Gereja dan telogi harus menjelma diri dalam kebudayaan, seperti Kristus ‘menjelma’ dalam wujud seorang suku bangsa Yahudi ( Roma 9:5 ). Ini berarti Teologia gereja tidak dapat tetap menjadi orang asing ditengah suatu kebudayaan, ia harus menjadi anak bangsa itu yang diharapkan sebagai kontak langsung antara iman dan budaya.[18] Ini perlu kita gumulkan karena, masalah teologi adalah sesuatu yang hidup, dan tidak dapat dipahami sebagai sesuatu yang statis, sebagai seperangkat rumusan yang baku dan final.
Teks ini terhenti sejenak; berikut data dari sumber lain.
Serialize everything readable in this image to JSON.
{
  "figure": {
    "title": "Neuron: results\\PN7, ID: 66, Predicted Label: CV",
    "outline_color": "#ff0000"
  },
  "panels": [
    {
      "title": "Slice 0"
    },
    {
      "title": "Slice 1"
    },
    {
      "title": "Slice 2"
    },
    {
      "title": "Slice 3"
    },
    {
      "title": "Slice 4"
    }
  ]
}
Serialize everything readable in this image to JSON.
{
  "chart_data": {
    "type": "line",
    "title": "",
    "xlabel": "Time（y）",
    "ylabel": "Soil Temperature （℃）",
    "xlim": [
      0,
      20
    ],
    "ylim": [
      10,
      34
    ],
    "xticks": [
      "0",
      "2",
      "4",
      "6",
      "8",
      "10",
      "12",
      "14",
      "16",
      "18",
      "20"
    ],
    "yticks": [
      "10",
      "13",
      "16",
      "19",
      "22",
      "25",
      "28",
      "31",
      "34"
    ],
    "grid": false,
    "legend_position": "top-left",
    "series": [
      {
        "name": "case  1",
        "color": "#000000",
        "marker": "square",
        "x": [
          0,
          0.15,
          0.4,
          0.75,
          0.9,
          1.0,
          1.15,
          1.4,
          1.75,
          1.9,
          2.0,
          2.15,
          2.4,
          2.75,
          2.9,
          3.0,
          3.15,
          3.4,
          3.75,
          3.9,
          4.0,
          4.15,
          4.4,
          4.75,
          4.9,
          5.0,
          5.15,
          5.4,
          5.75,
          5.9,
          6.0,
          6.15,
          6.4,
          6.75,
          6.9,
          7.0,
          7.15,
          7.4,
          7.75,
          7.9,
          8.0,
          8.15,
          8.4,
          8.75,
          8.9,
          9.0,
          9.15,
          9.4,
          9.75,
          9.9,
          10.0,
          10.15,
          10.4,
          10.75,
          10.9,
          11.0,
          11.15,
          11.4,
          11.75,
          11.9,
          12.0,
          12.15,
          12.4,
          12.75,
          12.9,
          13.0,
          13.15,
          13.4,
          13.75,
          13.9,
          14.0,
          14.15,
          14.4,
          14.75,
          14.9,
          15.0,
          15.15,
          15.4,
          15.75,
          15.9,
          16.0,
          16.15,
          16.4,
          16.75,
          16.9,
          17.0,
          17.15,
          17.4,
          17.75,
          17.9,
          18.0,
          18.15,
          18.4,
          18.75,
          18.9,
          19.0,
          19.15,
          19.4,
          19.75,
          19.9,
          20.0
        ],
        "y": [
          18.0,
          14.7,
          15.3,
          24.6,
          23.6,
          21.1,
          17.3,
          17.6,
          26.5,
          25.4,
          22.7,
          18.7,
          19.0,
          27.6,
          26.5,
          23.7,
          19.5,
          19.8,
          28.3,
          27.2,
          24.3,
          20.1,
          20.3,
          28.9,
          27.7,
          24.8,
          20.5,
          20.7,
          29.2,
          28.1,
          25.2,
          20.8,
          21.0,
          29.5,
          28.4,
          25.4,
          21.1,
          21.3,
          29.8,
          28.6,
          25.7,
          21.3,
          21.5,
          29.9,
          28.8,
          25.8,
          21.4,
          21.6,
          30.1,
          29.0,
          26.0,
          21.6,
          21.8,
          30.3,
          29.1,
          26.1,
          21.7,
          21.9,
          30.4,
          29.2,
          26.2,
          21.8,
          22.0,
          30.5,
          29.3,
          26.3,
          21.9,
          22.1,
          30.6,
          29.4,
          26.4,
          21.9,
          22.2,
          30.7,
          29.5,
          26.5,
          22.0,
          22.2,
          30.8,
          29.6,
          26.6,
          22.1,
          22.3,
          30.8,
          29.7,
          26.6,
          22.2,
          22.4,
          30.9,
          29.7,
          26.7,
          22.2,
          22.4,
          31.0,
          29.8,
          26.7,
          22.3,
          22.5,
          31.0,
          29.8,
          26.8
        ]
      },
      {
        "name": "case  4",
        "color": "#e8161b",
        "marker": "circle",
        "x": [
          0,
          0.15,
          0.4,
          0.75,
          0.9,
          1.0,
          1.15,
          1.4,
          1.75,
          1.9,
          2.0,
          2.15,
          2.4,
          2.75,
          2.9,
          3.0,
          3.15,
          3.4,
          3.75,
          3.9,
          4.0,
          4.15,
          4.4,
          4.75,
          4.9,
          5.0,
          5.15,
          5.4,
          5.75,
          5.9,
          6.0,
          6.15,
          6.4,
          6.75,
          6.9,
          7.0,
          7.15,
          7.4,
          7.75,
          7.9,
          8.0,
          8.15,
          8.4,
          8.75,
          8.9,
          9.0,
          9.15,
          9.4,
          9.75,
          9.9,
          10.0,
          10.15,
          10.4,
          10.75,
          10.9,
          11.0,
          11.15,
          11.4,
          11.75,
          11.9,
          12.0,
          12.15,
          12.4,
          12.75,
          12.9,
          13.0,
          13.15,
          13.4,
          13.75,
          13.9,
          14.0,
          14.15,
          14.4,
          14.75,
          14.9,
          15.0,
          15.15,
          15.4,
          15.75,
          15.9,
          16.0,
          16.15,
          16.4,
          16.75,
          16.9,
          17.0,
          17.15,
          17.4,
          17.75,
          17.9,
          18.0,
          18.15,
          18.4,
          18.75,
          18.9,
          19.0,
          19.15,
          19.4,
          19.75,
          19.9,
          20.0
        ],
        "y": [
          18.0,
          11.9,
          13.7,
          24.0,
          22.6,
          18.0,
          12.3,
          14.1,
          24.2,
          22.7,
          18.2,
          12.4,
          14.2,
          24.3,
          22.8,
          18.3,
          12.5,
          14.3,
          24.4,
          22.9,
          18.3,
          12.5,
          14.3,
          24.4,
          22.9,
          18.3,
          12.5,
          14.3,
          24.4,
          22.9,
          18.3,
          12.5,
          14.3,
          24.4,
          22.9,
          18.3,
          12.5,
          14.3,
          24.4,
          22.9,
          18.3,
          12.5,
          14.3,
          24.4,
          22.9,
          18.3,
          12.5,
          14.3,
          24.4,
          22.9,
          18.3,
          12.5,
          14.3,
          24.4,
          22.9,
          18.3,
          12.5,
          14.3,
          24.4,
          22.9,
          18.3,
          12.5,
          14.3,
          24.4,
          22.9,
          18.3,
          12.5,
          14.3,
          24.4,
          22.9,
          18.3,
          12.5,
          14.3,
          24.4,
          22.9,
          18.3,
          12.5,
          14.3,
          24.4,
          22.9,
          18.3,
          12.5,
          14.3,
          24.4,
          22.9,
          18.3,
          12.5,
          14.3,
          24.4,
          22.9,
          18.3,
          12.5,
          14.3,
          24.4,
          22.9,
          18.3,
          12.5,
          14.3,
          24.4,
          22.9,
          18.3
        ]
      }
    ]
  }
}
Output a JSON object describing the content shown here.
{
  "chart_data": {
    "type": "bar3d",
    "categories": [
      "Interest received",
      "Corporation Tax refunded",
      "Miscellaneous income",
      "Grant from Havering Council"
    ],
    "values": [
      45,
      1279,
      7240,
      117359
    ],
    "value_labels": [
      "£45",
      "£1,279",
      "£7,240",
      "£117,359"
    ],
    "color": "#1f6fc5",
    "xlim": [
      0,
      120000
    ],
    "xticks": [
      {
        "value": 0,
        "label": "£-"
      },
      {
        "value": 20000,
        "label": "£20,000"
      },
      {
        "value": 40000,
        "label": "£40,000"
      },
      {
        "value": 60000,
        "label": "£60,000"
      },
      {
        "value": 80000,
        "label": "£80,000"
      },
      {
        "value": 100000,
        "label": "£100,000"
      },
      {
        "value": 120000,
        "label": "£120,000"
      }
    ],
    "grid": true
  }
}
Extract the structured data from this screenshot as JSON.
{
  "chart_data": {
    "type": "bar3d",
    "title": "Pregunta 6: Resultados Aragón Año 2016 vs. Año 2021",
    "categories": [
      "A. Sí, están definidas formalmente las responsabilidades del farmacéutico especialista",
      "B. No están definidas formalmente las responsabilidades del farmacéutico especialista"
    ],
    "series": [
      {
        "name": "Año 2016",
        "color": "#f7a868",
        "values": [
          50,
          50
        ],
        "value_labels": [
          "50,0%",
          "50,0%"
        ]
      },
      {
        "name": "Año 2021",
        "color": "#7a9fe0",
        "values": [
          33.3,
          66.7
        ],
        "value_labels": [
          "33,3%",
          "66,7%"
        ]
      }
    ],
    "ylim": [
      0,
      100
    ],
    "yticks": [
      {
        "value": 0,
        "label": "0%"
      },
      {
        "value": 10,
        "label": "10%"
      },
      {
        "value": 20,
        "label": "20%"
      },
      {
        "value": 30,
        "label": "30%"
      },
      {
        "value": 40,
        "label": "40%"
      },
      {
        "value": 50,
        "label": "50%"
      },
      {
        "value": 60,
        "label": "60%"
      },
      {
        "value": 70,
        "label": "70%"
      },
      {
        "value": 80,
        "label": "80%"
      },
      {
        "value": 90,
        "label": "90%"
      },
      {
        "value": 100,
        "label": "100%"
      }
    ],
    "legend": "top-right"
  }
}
Keberadaan STT-Seminari atau Lembaga Pendidikan Teologi

Ada kecendrungan bahwa Lembaga Pendidikan Teologi / Seminari, Sekolah Alkitab ( termasuk yg instand dalam segi waktu ) sebagai “wadah pengkajian teologia” selama ini cenderung menggunakan kurikulum yang berorientasi Barat yang kurang menekankan pendidikan teologi dari budaya bangsanya sendiri. Sistem pendidikan seperti ini hanya menghasilkan lulusan-lulusan berorientasi pengulangan teologi Barat sedangkan masalah berteologi secara konteksual, pengembangan pribadi untuk kreatif dan beranalisa sosial kurang ditekankan. Ada kecendrungan, Sekolah-sekolah yang bergerak dibidang pendidikan Teologi sering kali hanya terfokus pada penerjemahan dan perumusan hasil refleksi dari Teolog Barat hal ini tampak dalam kurikulumnya, dan pemakaian buku-buku Teologi dari Eropa, dan pengutipan pendapat para tokoh/ Teolog abad-abad sebelumnya. Mahasiswa banyak “menjunjung tinggi” Alkitab sebagai Firman Allah namun dalam kenyataan yang dijunjung sebenarnya adalah perangkat rumus-rumus dari suatu ajaran dogmatis tertentu dari ayat-ayat Kitab Suci. Kalaupun ada Tafsiran tetapi sangat diwarnai oleh ajaran dogmatis tertentu itu.

Pola pendidikan yang mengikuti pola teologi Barat mempunyai beberapa kelemahan. Perasaan aman atas kepastian yang diperoleh dari rumus-rumus yang diwarisi menyebabkan banyak murid pola pendidikan seperti itu, sadar atau tidak sadar akan bersifat defensif. Mereka tidak lagi berteologi. Yang dilakukan adalah mempertahankan hal-hal yang sudah dipertahankan oleh pendahulu. Dalam lembaga pendidikan yang berpola demikian, kita tentu dapat menerima bahwa disitu memang diajarkan teologi, tetapi orang tidak berani berteologi. Tekanan terletak pada pencetakan pendeta yang menguasai ketrampilan untuk mempertahankan hal-hal yang ada tetapi tidak pada teolog yang berteologi. Hal ini tentu mengherankan kita yang biasa nya langsung menganggap orang-orang yang berada dalam suatu lembaga pendidikan teologi sebagai Teolog. Jadi, seorang mahasiswa teologi atau seorang pengajar teologi belum tentu merupakan seorang teolog.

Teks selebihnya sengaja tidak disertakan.